All filesystems will benefit from using folios.  Once the initial
~92 patches have landed, using folios throughout means fewer calls
to compound_head() and so smaller code size and presumably slightly
faster code.  All filesystems should be converted to use folios rather
than pages.

Supporting multi-page folios should also benefit every filesystem.  The VM
gets to manage file-backed memory in larger units, so filesystems will
have less work to do (eg readahead will bring in fewer, larger folios,
writeback will also write out fewer, larger folios).

I look forward to working with btrfs people to figure out how to track
the per-block state without using buffer_heads.  I have that working for
XFS with iomap, but XFS tracks much less state (just uptodate, which is
presumed to all be dirty if any of it is dirty).  Looking at the btrfs
subpage state (in Linus' current tree), it tracks 4 bits of information
per block; uptodate, error, dirty and writeback.

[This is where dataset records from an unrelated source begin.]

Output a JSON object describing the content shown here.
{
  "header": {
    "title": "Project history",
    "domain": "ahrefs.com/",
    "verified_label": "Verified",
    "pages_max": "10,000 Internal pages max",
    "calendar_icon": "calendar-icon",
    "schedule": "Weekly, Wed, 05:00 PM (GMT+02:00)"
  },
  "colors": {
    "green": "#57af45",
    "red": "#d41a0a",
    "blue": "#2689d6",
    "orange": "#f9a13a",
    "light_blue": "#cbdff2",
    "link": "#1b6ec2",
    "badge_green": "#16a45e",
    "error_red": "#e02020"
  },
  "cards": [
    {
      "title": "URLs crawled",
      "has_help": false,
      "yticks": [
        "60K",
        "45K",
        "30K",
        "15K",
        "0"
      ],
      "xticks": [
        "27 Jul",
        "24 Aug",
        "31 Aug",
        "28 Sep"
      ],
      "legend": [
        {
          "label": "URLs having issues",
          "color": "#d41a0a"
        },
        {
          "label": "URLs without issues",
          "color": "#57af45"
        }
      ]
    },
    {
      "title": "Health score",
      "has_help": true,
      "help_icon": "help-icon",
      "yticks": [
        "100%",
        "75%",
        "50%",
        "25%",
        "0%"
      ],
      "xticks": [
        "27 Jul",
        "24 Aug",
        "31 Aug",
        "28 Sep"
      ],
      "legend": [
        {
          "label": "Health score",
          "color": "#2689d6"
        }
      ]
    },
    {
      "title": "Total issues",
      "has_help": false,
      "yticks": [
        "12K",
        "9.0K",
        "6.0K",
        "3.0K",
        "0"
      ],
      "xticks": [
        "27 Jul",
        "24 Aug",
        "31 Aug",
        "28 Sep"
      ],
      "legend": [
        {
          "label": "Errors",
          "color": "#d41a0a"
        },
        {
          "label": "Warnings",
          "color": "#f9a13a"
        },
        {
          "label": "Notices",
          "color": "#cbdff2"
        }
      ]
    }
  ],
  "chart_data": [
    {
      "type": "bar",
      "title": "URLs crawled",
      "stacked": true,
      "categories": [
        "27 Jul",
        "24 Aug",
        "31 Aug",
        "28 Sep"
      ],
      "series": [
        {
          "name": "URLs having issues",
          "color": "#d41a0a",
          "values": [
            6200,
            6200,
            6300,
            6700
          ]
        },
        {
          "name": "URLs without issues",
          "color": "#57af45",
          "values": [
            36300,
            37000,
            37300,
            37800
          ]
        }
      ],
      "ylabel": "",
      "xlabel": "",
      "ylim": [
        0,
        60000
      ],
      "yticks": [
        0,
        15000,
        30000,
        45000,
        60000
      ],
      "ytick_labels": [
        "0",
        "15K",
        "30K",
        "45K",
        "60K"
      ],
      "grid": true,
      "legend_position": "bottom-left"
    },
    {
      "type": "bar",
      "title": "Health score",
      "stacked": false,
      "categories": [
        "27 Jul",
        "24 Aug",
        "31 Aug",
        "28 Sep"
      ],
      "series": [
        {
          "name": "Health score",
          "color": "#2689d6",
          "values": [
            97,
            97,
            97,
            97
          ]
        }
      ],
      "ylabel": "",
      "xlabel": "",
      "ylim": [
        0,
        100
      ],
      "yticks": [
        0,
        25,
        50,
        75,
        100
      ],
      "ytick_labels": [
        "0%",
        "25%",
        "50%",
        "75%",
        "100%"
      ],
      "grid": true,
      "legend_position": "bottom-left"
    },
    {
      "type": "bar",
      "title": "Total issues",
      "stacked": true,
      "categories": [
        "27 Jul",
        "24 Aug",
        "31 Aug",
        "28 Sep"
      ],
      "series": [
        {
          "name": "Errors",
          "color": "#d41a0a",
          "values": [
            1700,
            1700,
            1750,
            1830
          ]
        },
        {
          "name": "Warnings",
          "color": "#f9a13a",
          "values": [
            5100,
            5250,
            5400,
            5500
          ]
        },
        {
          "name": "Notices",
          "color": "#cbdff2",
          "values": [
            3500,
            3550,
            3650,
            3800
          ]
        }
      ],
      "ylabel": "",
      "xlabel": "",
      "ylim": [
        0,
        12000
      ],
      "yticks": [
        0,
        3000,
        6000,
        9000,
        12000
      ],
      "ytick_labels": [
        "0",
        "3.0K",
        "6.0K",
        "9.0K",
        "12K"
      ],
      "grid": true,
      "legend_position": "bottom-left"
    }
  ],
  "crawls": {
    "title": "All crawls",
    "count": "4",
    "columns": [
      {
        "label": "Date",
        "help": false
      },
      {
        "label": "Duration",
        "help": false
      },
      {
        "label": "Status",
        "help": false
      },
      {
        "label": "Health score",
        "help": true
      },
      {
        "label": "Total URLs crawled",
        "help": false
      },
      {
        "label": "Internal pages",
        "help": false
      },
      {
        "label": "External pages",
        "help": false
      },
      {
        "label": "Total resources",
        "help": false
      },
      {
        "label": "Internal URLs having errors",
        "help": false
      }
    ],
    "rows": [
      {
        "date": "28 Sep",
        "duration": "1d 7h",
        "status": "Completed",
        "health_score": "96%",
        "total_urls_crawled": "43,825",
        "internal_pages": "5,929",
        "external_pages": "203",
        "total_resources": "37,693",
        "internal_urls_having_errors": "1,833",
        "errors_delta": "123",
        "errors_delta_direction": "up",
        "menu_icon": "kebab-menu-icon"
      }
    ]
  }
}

As far asa supporting block sizes > PAGE_SIZE, this is something I've
had in mind for a long time.  My current thinking is that we can take a
few bits in mapping->flags to set the minimum folio order to allocate.
There will be a few places to change, but it should be doable.  Some are
concerned that we won't be able to allocate high-order folios, but my
thinking is that if the page cache is using high-order folios, then
we'll be able to reclaim high-order folios from the page cache.
There's only one way to know what will happen.